Dans le même temps « Mme E. Guibout, chez M. Lambey, rue du Tondu, 14 à Bordeaux » reçoit, elle aussi, un pli de la capitale. Écrit le 1er octobre. Elle y est désignée comme «Ma chère bonne amie ». Des nouvelles rassurantes de l’expéditrice et des proches restés dans Paris. Y sont évoqués « beaucoup de blessés par l’attaque d’hier » ; le siège de la ville (commencé le 17 septembre) ; « Le salut que l’on fait tous les soirs aux soldats de la Mobile » ; sans oublier « Je t’embrasse mille et mille fois et pour ton Alexandre et tout ton entourage.» Émouvant.

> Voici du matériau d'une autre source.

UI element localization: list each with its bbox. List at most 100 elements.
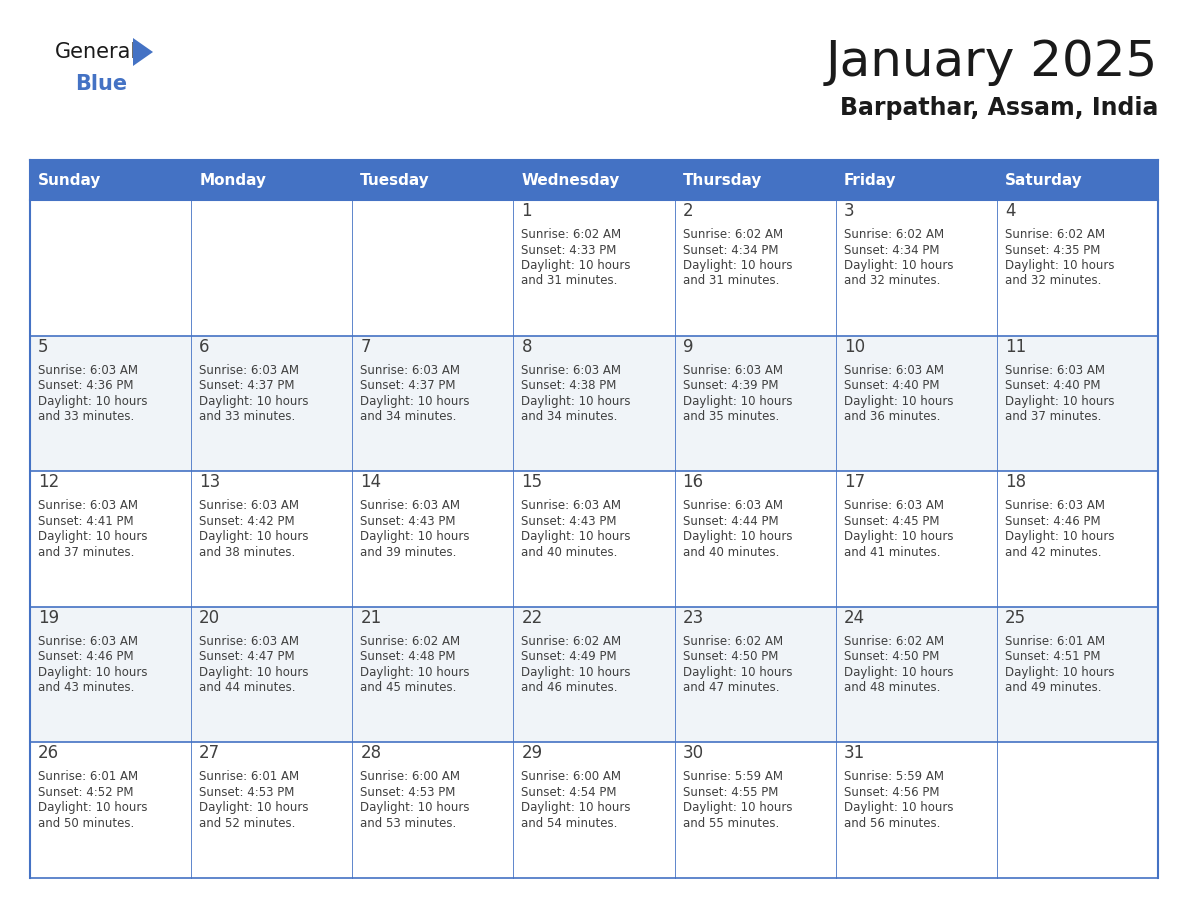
Text: and 37 minutes.: and 37 minutes. [38, 545, 134, 559]
Text: Sunset: 4:55 PM: Sunset: 4:55 PM [683, 786, 778, 799]
Text: Daylight: 10 hours: Daylight: 10 hours [522, 395, 631, 408]
Text: Monday: Monday [200, 173, 266, 187]
Text: Sunrise: 6:02 AM: Sunrise: 6:02 AM [683, 228, 783, 241]
Text: 24: 24 [843, 609, 865, 627]
Text: and 53 minutes.: and 53 minutes. [360, 817, 456, 830]
Text: Daylight: 10 hours: Daylight: 10 hours [843, 259, 953, 272]
Text: and 37 minutes.: and 37 minutes. [1005, 410, 1101, 423]
Text: 6: 6 [200, 338, 209, 355]
Text: Sunset: 4:49 PM: Sunset: 4:49 PM [522, 650, 617, 664]
Text: Wednesday: Wednesday [522, 173, 620, 187]
Text: Sunset: 4:53 PM: Sunset: 4:53 PM [200, 786, 295, 799]
Text: Sunset: 4:36 PM: Sunset: 4:36 PM [38, 379, 133, 392]
Text: 29: 29 [522, 744, 543, 763]
Text: 14: 14 [360, 473, 381, 491]
Text: Thursday: Thursday [683, 173, 762, 187]
Text: and 45 minutes.: and 45 minutes. [360, 681, 456, 694]
Text: Barpathar, Assam, India: Barpathar, Assam, India [840, 96, 1158, 120]
Text: and 48 minutes.: and 48 minutes. [843, 681, 940, 694]
Text: January 2025: January 2025 [826, 38, 1158, 86]
Text: and 43 minutes.: and 43 minutes. [38, 681, 134, 694]
Text: Sunrise: 6:03 AM: Sunrise: 6:03 AM [683, 364, 783, 376]
Text: Sunrise: 6:02 AM: Sunrise: 6:02 AM [360, 635, 461, 648]
Text: Sunrise: 5:59 AM: Sunrise: 5:59 AM [843, 770, 943, 783]
Text: and 42 minutes.: and 42 minutes. [1005, 545, 1101, 559]
Text: Sunrise: 5:59 AM: Sunrise: 5:59 AM [683, 770, 783, 783]
Text: and 36 minutes.: and 36 minutes. [843, 410, 940, 423]
Text: and 40 minutes.: and 40 minutes. [522, 545, 618, 559]
Text: Sunset: 4:43 PM: Sunset: 4:43 PM [522, 515, 617, 528]
Text: Daylight: 10 hours: Daylight: 10 hours [360, 666, 469, 678]
Text: Sunrise: 6:03 AM: Sunrise: 6:03 AM [38, 635, 138, 648]
Text: 13: 13 [200, 473, 221, 491]
Text: and 32 minutes.: and 32 minutes. [843, 274, 940, 287]
Text: Daylight: 10 hours: Daylight: 10 hours [522, 666, 631, 678]
Text: Sunrise: 6:03 AM: Sunrise: 6:03 AM [200, 364, 299, 376]
Text: 17: 17 [843, 473, 865, 491]
Bar [997, 160, 1158, 200]
Text: Sunset: 4:50 PM: Sunset: 4:50 PM [843, 650, 939, 664]
Text: 30: 30 [683, 744, 703, 763]
Text: Sunday: Sunday [38, 173, 101, 187]
Text: and 55 minutes.: and 55 minutes. [683, 817, 779, 830]
Text: 7: 7 [360, 338, 371, 355]
Text: Sunrise: 6:00 AM: Sunrise: 6:00 AM [360, 770, 460, 783]
Text: and 54 minutes.: and 54 minutes. [522, 817, 618, 830]
Text: Daylight: 10 hours: Daylight: 10 hours [683, 395, 792, 408]
Text: Sunrise: 6:03 AM: Sunrise: 6:03 AM [38, 499, 138, 512]
Text: Sunset: 4:46 PM: Sunset: 4:46 PM [1005, 515, 1100, 528]
Text: Sunrise: 6:03 AM: Sunrise: 6:03 AM [200, 499, 299, 512]
Text: Sunrise: 6:03 AM: Sunrise: 6:03 AM [683, 499, 783, 512]
Text: and 40 minutes.: and 40 minutes. [683, 545, 779, 559]
Text: Daylight: 10 hours: Daylight: 10 hours [200, 395, 309, 408]
Text: 1: 1 [522, 202, 532, 220]
Text: 27: 27 [200, 744, 220, 763]
Text: Daylight: 10 hours: Daylight: 10 hours [1005, 259, 1114, 272]
Text: 2: 2 [683, 202, 693, 220]
Text: and 34 minutes.: and 34 minutes. [522, 410, 618, 423]
Text: Sunrise: 6:02 AM: Sunrise: 6:02 AM [683, 635, 783, 648]
Text: Daylight: 10 hours: Daylight: 10 hours [200, 666, 309, 678]
Text: Daylight: 10 hours: Daylight: 10 hours [522, 801, 631, 814]
Text: 12: 12 [38, 473, 59, 491]
Text: Sunset: 4:53 PM: Sunset: 4:53 PM [360, 786, 456, 799]
Text: 11: 11 [1005, 338, 1026, 355]
Text: Daylight: 10 hours: Daylight: 10 hours [843, 531, 953, 543]
Text: Friday: Friday [843, 173, 896, 187]
Text: Daylight: 10 hours: Daylight: 10 hours [200, 531, 309, 543]
Text: Sunrise: 6:03 AM: Sunrise: 6:03 AM [1005, 499, 1105, 512]
Text: and 41 minutes.: and 41 minutes. [843, 545, 940, 559]
Text: Sunrise: 6:01 AM: Sunrise: 6:01 AM [1005, 635, 1105, 648]
Text: 19: 19 [38, 609, 59, 627]
Text: and 47 minutes.: and 47 minutes. [683, 681, 779, 694]
Text: 28: 28 [360, 744, 381, 763]
Text: 3: 3 [843, 202, 854, 220]
Text: Sunset: 4:37 PM: Sunset: 4:37 PM [200, 379, 295, 392]
Text: 20: 20 [200, 609, 220, 627]
Text: Tuesday: Tuesday [360, 173, 430, 187]
Text: Sunset: 4:48 PM: Sunset: 4:48 PM [360, 650, 456, 664]
Text: Sunset: 4:46 PM: Sunset: 4:46 PM [38, 650, 133, 664]
Text: and 49 minutes.: and 49 minutes. [1005, 681, 1101, 694]
Text: Daylight: 10 hours: Daylight: 10 hours [360, 395, 469, 408]
Text: Sunset: 4:41 PM: Sunset: 4:41 PM [38, 515, 133, 528]
Text: Sunrise: 6:03 AM: Sunrise: 6:03 AM [843, 499, 943, 512]
Text: Sunset: 4:38 PM: Sunset: 4:38 PM [522, 379, 617, 392]
Text: General: General [55, 42, 138, 62]
Text: and 32 minutes.: and 32 minutes. [1005, 274, 1101, 287]
Text: 22: 22 [522, 609, 543, 627]
Text: Sunrise: 6:03 AM: Sunrise: 6:03 AM [843, 364, 943, 376]
Bar [675, 160, 835, 200]
Text: and 39 minutes.: and 39 minutes. [360, 545, 456, 559]
Text: Sunset: 4:35 PM: Sunset: 4:35 PM [1005, 243, 1100, 256]
Text: Daylight: 10 hours: Daylight: 10 hours [683, 666, 792, 678]
Text: 16: 16 [683, 473, 703, 491]
Text: Sunset: 4:43 PM: Sunset: 4:43 PM [360, 515, 456, 528]
Text: and 34 minutes.: and 34 minutes. [360, 410, 456, 423]
Text: Sunset: 4:37 PM: Sunset: 4:37 PM [360, 379, 456, 392]
Text: Daylight: 10 hours: Daylight: 10 hours [38, 395, 147, 408]
Text: Sunset: 4:45 PM: Sunset: 4:45 PM [843, 515, 940, 528]
Text: Sunset: 4:51 PM: Sunset: 4:51 PM [1005, 650, 1100, 664]
Text: Daylight: 10 hours: Daylight: 10 hours [38, 666, 147, 678]
Text: 10: 10 [843, 338, 865, 355]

Lors de leurs envois, ces deux courriers n’ont bien sûr qu’une vocation. Maintenir des liens familiaux ou professionnels. Ils se révèlent aujourd’hui témoins d’une tranche de notre histoire.

Ballons montés

En effet, ces envois sont réalisés lors du siège effroyable de Paris par les troupes prussiennes pendant la guerre de 1870. Pour contourner le siège et les lignes ennemies, les parisiens utilisent des « ballons montés » auxquels ils confient des courriers. Tous ne franchissent pas le siège. Certains retombent avant. D’autres sont abattus par l’armée prussienne sur leurs lignes. Mauvais gonflement avec le gaz d’éclairage alors utilisé, conditions atmosphériques difficiles, erreur du pilote, et bien d’autres aléas provoquent des échecs.

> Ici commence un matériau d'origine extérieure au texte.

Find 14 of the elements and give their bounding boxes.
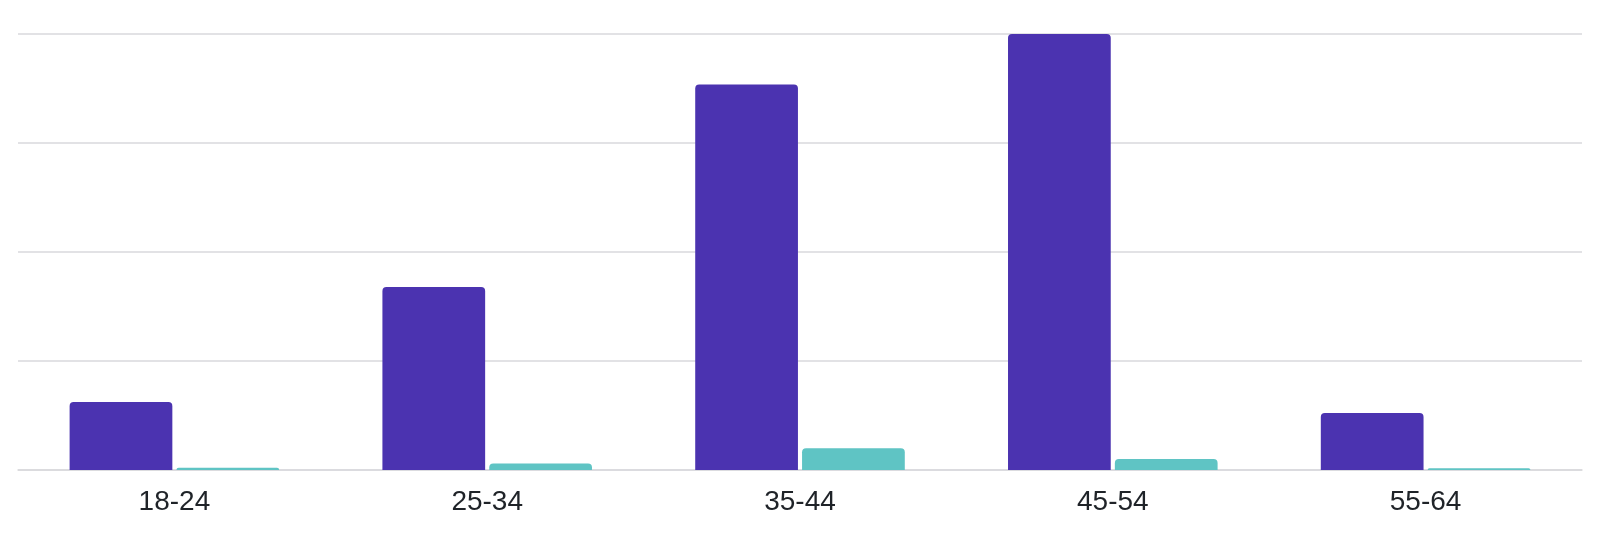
bar	[489, 463, 592, 470]
x-tick-label: 35-44	[764, 484, 836, 516]
x-tick-label: 45-54	[1076, 484, 1149, 516]
x-tick-label: 18-24	[138, 484, 211, 516]
bar	[802, 448, 905, 470]
bar	[1320, 412, 1424, 470]
bar	[382, 286, 486, 470]
bar	[1008, 34, 1111, 470]
x-tick-label: 25-34	[451, 484, 524, 516]
bar	[1114, 459, 1218, 470]
x-tick-label: 55-64	[1389, 484, 1462, 516]
bar	[176, 467, 280, 470]
bar	[695, 84, 798, 470]
bar	[69, 401, 173, 470]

Neptune, Georges Sand, Louis Blanc, Cambronne

Malgré ces conditions incertaines, ils sont essentiels à maintenir la communication avec le reste du pays. Il y en a 67 entre le 23 septembre 1870 et le 28 janvier 1871. Beaucoup ont des noms : Neptune (le premier), États-Unis, Ville d’Orléans, Bataille de Paris, Louis Blanc, Garibaldi, Victor Hugo ou encore Général Cambronne (le dernier). Ils sont la propriété d’administrations, de particuliers, ministères ou sociétés. « Incroyable moyen de soutien aux assiégés, les ballons dits ballons montés marquent la naissance de la poste aérienne, coordonnée par la Direction des Postes. Pendant le siège, 67 ballons montés transportent passagers, pigeons voyageurs et plus de deux millions de lettres.**» indique le musée de l’air et de l’espace.

Gambetta

Le 19ème jour du siège, vendredi 7 octobre, partent trois aérostats. L’un d’eux, s’envole à 11h de la place Saint-Pierre (XVIIIème arrondissement), l’Armand Barbès***, piloté par l’aéronaute Alexandre-Jacques Trichet, serrurier de son état. À son bord : 100kg de courrier, seize pigeons voyageurs, et surtout Léon Gambetta (et sa fortune) en compagnie de l’un de ses fidèles, Eugène Spuller. Député, membre du Gouvernement de la Défense Nationale, ministre de l’Intérieur, Léon Gambetta, s’évade, quitte Paris, pour organiser en province la défense nationale. Ce ballon qui transporte l’homme d’État réussit à passer. Il se pose, assez difficilement d’ailleurs, au bois de Favières à Épineuse dans l’Oise, en évitant les armées ennemies. Il permet ainsi la poursuite du combat républicain de Gambetta.

Et c’est dans ce ballon précisément, dans l’Armand Barbès, dans le sac de courrier qui accompagne Léon Gambetta, que se trouvent, témoins de l’Histoire avec un grand H, les lettres envoyées de la Ville Lumière et délivrée à M. Duvergier et Mme Guibout dans le Port de la Lune. Avec un timbre à 20 centimes. Au début d’octobre 1870.

*Ancienne rue des Fossés Saint-Martin, puis rue Basse Saint-Martin, aujourd’hui rue René Boulanger Xème arrondissement.

**https://www.museeairespace.fr/

***Du nom d’Armand Barbès, militant républicain intransigeant, insurrectionnel opposant notamment à la monarchie de Juillet. Ces positions et actes l’ont amené dans les prisons de Louis Philippe, de la deuxième république et du troisième empire. Son nom est donné à un boulevard parisien, et, en partie à une station de métro.